E a voz prosseguia, serena, a narração dos últimos tempos (que já são anos), detendo-se, a custo, naquele ponto onde seria natural uma lágrima. Nela e, quem sabe, também em mim. De dor, pensei depois, mas simultaneamente de alegria profunda: ou não seria por ela, lágrima, que ao cinzento da situação assomava um vislumbre de luz, tal arco-íris que o encontro com um simples raio de sol pode provocar?
Mesmo sem esse nome, percebi haver ali Natal. E, mesmo sem o dizer, foi espontâneo pensar como no Natal “Deus veio habitar nos nossos limites”: no limite da situação daquela mãe mas também no limite da situação de cada um dos filhos. Sim, Deus habita ali, como que em gruta mas onde se percebe uma saída, um ponto de luz. Habita no esforço corajoso desta mãe como no empenho compreensivo de cada um dos filhos. Habita em cada um e habita naquele “entre eles”, espaço preferido para o Seu estar connosco: porque habita na partilha tanto das soluções procuradas e encontradas como da ausência de respostas; na transparência do ser, em cada conta ou cêntimo que se põe em comum, na conjugação do “eu” com o “tu” – “ele” – “nós”!

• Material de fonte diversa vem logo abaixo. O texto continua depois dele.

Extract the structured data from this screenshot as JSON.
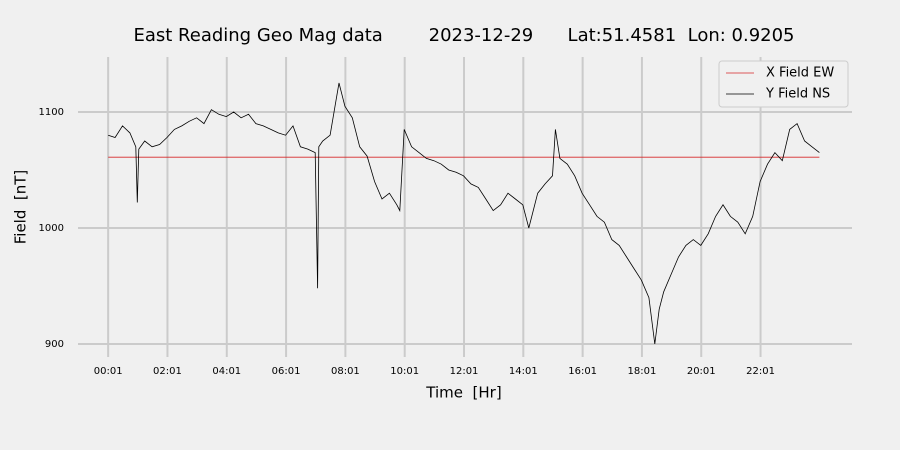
{
  "chart_data": {
    "type": "line",
    "title": "East Reading Geo Mag data        2023-12-29      Lat:51.4581  Lon: 0.9205",
    "xlabel": "Time  [Hr]",
    "ylabel": "Field  [nT]",
    "xlim": [
      -1.0,
      25.1
    ],
    "ylim": [
      888.8,
      1147.4
    ],
    "xticks": [
      {
        "value": 0.0167,
        "label": "00:01"
      },
      {
        "value": 2.0167,
        "label": "02:01"
      },
      {
        "value": 4.0167,
        "label": "04:01"
      },
      {
        "value": 6.0167,
        "label": "06:01"
      },
      {
        "value": 8.0167,
        "label": "08:01"
      },
      {
        "value": 10.0167,
        "label": "10:01"
      },
      {
        "value": 12.0167,
        "label": "12:01"
      },
      {
        "value": 14.0167,
        "label": "14:01"
      },
      {
        "value": 16.0167,
        "label": "16:01"
      },
      {
        "value": 18.0167,
        "label": "18:01"
      },
      {
        "value": 20.0167,
        "label": "20:01"
      },
      {
        "value": 22.0167,
        "label": "22:01"
      }
    ],
    "yticks": [
      900,
      1000,
      1100
    ],
    "grid": true,
    "legend": "upper right",
    "series": [
      {
        "name": "X Field EW",
        "color": "#d62728",
        "x": [
          0.0167,
          24.0
        ],
        "values": [
          1061,
          1061
        ]
      },
      {
        "name": "Y Field NS",
        "color": "#000000",
        "x": [
          0.0167,
          0.25,
          0.5,
          0.75,
          0.95,
          1.0,
          1.05,
          1.25,
          1.5,
          1.75,
          2.0,
          2.25,
          2.5,
          2.75,
          3.0,
          3.25,
          3.5,
          3.75,
          4.0,
          4.25,
          4.5,
          4.75,
          5.0,
          5.25,
          5.5,
          5.75,
          6.0,
          6.25,
          6.5,
          6.75,
          7.0,
          7.08,
          7.12,
          7.25,
          7.5,
          7.7,
          7.8,
          8.0,
          8.25,
          8.5,
          8.75,
          9.0,
          9.25,
          9.5,
          9.75,
          9.85,
          10.0,
          10.25,
          10.5,
          10.75,
          11.0,
          11.25,
          11.5,
          11.75,
          12.0,
          12.25,
          12.5,
          12.75,
          13.0,
          13.25,
          13.5,
          13.75,
          14.0,
          14.2,
          14.5,
          14.75,
          15.0,
          15.1,
          15.25,
          15.5,
          15.75,
          16.0,
          16.25,
          16.5,
          16.75,
          17.0,
          17.25,
          17.5,
          17.75,
          18.0,
          18.25,
          18.45,
          18.6,
          18.75,
          19.0,
          19.25,
          19.5,
          19.75,
          20.0,
          20.25,
          20.5,
          20.75,
          21.0,
          21.25,
          21.5,
          21.75,
          22.0,
          22.25,
          22.5,
          22.75,
          23.0,
          23.25,
          23.5,
          23.75,
          24.0
        ],
        "values": [
          1080,
          1078,
          1088,
          1082,
          1070,
          1022,
          1068,
          1075,
          1070,
          1072,
          1078,
          1085,
          1088,
          1092,
          1095,
          1090,
          1102,
          1098,
          1096,
          1100,
          1095,
          1098,
          1090,
          1088,
          1085,
          1082,
          1080,
          1088,
          1070,
          1068,
          1065,
          948,
          1070,
          1075,
          1080,
          1110,
          1125,
          1105,
          1095,
          1070,
          1062,
          1040,
          1025,
          1030,
          1020,
          1015,
          1085,
          1070,
          1065,
          1060,
          1058,
          1055,
          1050,
          1048,
          1045,
          1038,
          1035,
          1025,
          1015,
          1020,
          1030,
          1025,
          1020,
          1000,
          1030,
          1038,
          1045,
          1085,
          1060,
          1055,
          1045,
          1030,
          1020,
          1010,
          1005,
          990,
          985,
          975,
          965,
          955,
          940,
          900,
          930,
          945,
          960,
          975,
          985,
          990,
          985,
          995,
          1010,
          1020,
          1010,
          1005,
          995,
          1010,
          1040,
          1055,
          1065,
          1058,
          1085,
          1090,
          1075,
          1070,
          1065
        ]
      }
    ]
  }
}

Compreendi então melhor a esperança que o Natal é. E o Natal que acontece em cada gesto e passo de esperança assim vivido. Entendi como mesmo sem assim o chamar, estava ali um Menino – Deus, início de humanidade renovada. A esperar de mim apenas a minha parte, de lágrima ou de luz, já não sei, para que simplesmente pudesse crescer… o Menino, a Humanidade, cada um de nós. E na saída de mim – para um telefonema, uma mensagem, a entrega daquele CV, a disponibilidade para atender o filho… – encontrei a esperança: mora no meio de nós que o dom de si mesmo cria, no meio de quantos nos dispomos assim a conjugar o “eu” no “nós” onde encontramos o outro, que depressa reconhecemos Outro a conduzir-nos, Humanidade.